Justice Department to investigate Memphis police's use of force and possible discriminatory policing
"Federal officials will also develop guidelines for police chiefs and mayors on when to create specialized units, like the one involved in the brutal beating of Tyre Nichols, a Black man, in January. Nichols died three days later.
The Justice Department is investigating the city of Memphis and its police departmentfor possible violations in its use of force, searches and arrests and whether it engaged in discriminatory policing.
Federal officials announced the civil pattern or practice inquiry Thursday, seeking to determine whether there are systemic constitutional or federal violations by the Memphis Police Department.
“Every person is entitled to constitutional and non-discriminatory policing in our country,” Assistant Attorney General Kristen Clarke of the Justice Department’s Civil Rights Division said in a statement. “Based on an extensive review of publicly available information and information provided to us, there are grounds to open this investigation now."
The investigation announced Thursday is separate from a federal criminal civil rights investigation of several Memphis police officers related to the death of Tyre Nichols, officials said.
Officials with the Memphis Police Department did not immediately respond to a request for comment.
Nichols, 29, a Black man, was brutally assaulted by Memphis officers after he was pulled over Jan. 7 for alleged reckless driving.

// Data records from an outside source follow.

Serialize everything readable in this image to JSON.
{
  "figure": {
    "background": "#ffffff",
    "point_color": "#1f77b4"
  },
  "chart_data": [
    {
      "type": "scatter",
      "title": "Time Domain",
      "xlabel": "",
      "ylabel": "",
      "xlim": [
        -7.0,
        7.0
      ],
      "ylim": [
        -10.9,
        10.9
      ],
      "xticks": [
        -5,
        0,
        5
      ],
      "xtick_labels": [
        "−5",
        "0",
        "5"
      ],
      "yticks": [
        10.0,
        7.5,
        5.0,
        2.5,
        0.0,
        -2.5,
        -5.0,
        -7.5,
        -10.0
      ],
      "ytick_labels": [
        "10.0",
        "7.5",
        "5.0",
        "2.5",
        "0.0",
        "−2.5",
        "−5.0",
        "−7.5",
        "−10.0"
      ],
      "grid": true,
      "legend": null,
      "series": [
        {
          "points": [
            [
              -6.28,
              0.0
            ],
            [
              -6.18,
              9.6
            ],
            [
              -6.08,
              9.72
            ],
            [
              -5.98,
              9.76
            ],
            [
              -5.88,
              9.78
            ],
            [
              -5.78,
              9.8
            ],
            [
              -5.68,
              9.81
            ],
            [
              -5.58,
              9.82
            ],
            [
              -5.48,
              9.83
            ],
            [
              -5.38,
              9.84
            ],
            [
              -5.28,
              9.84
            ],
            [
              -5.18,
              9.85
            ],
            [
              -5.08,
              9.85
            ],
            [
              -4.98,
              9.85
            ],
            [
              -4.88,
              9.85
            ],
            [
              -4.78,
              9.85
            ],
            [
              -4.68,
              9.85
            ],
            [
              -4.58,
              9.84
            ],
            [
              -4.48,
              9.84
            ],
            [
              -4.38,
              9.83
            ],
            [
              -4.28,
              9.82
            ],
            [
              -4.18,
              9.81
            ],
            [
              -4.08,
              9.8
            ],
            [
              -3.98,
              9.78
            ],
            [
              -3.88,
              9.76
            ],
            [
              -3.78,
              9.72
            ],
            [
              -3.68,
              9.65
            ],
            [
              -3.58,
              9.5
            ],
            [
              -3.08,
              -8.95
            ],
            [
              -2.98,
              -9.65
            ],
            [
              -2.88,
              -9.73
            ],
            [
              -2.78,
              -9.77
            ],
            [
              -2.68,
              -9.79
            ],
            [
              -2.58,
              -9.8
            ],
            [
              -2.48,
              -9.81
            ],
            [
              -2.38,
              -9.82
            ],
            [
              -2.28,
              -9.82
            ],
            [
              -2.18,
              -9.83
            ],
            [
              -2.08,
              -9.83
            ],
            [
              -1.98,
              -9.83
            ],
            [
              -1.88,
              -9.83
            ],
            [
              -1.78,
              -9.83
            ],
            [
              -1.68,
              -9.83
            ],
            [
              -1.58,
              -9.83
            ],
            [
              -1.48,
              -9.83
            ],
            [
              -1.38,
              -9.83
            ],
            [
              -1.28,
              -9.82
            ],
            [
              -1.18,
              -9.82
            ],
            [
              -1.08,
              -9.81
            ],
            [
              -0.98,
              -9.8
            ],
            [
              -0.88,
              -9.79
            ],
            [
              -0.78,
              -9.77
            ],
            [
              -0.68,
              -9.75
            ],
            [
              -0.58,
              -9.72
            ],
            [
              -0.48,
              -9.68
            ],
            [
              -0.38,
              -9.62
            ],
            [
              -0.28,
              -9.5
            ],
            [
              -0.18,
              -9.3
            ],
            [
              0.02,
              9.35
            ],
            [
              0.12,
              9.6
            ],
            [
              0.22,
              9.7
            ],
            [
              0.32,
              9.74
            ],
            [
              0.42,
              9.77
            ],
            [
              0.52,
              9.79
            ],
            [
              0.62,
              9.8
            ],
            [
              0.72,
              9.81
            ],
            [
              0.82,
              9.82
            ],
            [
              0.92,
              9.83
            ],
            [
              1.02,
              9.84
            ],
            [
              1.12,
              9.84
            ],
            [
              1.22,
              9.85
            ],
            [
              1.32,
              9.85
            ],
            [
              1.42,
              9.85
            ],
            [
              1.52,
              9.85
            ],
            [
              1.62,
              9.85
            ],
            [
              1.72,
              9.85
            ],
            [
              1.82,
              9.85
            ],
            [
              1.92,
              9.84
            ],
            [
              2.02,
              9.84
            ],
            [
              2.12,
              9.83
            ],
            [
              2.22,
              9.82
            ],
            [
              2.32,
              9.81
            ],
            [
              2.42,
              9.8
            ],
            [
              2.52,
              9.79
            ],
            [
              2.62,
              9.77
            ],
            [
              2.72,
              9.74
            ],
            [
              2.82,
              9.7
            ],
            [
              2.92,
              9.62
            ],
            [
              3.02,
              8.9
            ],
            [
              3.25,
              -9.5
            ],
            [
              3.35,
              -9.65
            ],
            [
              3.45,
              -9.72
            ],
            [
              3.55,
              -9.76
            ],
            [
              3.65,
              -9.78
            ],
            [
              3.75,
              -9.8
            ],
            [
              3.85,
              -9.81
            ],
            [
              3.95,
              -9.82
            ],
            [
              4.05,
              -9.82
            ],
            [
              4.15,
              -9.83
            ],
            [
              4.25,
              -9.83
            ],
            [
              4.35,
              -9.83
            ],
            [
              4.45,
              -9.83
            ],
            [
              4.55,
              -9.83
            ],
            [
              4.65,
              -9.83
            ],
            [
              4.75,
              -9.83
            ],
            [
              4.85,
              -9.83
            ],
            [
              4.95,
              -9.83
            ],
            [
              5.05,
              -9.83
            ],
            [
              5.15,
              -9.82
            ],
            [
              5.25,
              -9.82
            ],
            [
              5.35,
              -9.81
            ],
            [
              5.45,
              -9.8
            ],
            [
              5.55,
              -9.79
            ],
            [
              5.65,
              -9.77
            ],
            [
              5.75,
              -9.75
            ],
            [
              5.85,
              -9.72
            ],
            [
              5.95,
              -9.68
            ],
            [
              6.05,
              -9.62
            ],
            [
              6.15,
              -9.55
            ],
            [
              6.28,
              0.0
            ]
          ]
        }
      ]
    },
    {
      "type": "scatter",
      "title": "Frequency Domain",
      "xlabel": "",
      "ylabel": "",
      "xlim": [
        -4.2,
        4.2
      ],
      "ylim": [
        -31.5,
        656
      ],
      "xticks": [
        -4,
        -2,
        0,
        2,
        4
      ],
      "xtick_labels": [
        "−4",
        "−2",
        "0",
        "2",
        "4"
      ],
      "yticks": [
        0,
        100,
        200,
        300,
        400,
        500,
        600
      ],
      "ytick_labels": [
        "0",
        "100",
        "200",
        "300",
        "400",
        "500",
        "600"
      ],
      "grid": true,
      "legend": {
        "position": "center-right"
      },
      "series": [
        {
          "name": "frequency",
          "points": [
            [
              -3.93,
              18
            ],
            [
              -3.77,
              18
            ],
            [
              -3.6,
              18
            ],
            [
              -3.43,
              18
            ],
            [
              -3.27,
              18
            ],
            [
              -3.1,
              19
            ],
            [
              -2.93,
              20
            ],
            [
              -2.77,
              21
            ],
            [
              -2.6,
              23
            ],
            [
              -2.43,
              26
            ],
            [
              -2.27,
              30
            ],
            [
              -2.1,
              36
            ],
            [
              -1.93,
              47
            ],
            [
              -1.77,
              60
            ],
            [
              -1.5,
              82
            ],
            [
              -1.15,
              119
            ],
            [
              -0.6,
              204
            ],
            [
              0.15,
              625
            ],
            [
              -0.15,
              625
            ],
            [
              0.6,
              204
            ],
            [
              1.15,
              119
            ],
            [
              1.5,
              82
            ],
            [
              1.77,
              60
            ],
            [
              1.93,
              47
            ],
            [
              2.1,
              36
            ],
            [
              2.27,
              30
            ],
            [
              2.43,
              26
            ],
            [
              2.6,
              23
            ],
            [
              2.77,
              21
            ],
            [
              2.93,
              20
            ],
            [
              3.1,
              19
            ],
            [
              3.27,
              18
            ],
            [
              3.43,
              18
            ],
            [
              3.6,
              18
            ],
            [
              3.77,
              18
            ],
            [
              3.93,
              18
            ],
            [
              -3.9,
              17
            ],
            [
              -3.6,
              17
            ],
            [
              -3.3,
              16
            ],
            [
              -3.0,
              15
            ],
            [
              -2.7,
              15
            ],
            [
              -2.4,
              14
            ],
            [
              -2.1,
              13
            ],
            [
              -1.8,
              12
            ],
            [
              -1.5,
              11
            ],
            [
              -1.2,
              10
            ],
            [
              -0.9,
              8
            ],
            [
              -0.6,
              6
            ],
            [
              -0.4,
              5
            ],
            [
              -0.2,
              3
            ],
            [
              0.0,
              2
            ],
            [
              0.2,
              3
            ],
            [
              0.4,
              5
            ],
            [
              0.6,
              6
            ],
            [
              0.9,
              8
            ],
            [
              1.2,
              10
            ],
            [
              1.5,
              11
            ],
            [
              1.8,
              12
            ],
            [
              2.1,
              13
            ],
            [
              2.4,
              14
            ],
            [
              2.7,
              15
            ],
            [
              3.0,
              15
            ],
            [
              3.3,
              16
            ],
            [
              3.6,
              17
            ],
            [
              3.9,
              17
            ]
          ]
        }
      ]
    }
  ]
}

He died three days later. His death spurred citywide protests, with demonstrators stalling highway traffic for hours one night.
Five Memphis police officers were fired and charged with second-degree murder and other counts.
The officers — Tadarrius Bean, Demetrius Haley, Emmitt Martin III, Desmond Mills Jr. and Justin Smith — pleaded not guilty in February.
The officers were members of a special unit, called the Scorpions, short for Street Crimes Operation to Restore Peace In Our Neighborhoods. It launched in 2021 to combat a rise in homicides gangs and to investigate auto thefts.
In light of Nichol's death, federal officials also said Thursday they would work to develop guidelines for cities across the country to help determine when to create such units and how to monitor them.
“There’s always going to be a need for mission units that are trained and can do what general patrol officers can’t,” said Ed Obayashi, a law enforcement advisor to more than 100 police departments nationwide.
But many specialized units can be aggressive and intimidating while targeting crime and the behavior sometimes spills over to the rest of the community, he added.
Attorney General Merrick B. Garland said in a statement Thursday that Nichols' death "created enormous pain in the Memphis community and across the country,” and the examination would determine whether the department "engaged in a pattern or practice of unconstitutional conduct and discriminatory policing based on race, including a dangerously aggressive approach to traffic enforcement.”
Memphis community organizer Amber Sherman said she welcomes the federal investigation if it leads to less traffic enforcement and interaction with police.
“We don’t need a federal investigation to tell us that Black residents are being discriminated against in extremely high numbers or having excessive force used against them,” Sherman said.
She said many people in the community no longer want police officers to conduct traffic stops out of fear of being assaulted or worse.
Memphis attorney Jarrett Spence, who is representing a Black man in a lawsuit that accuses Memphis police officers of assaulting him, said the investigation "is gonna produce what I already know."
"Blacks and Hispanics in low-income neighborhoods are subjected to unconstitutional police practices on a regular basis,” Spence said.
DOJ has ongoing investigations into police departments in Phoenix; Mount Vernon, New York; Worcester, Massachusetts; Oklahoma City, Oklahoma; the Louisiana State Police and the New York City Police Departments’ Special Victims Division.
The Justice Department recently completed investigations in Louisville and Minneapolis, securing agreements in principle with both jurisdictions to negotiate consent decrees to address the violations found.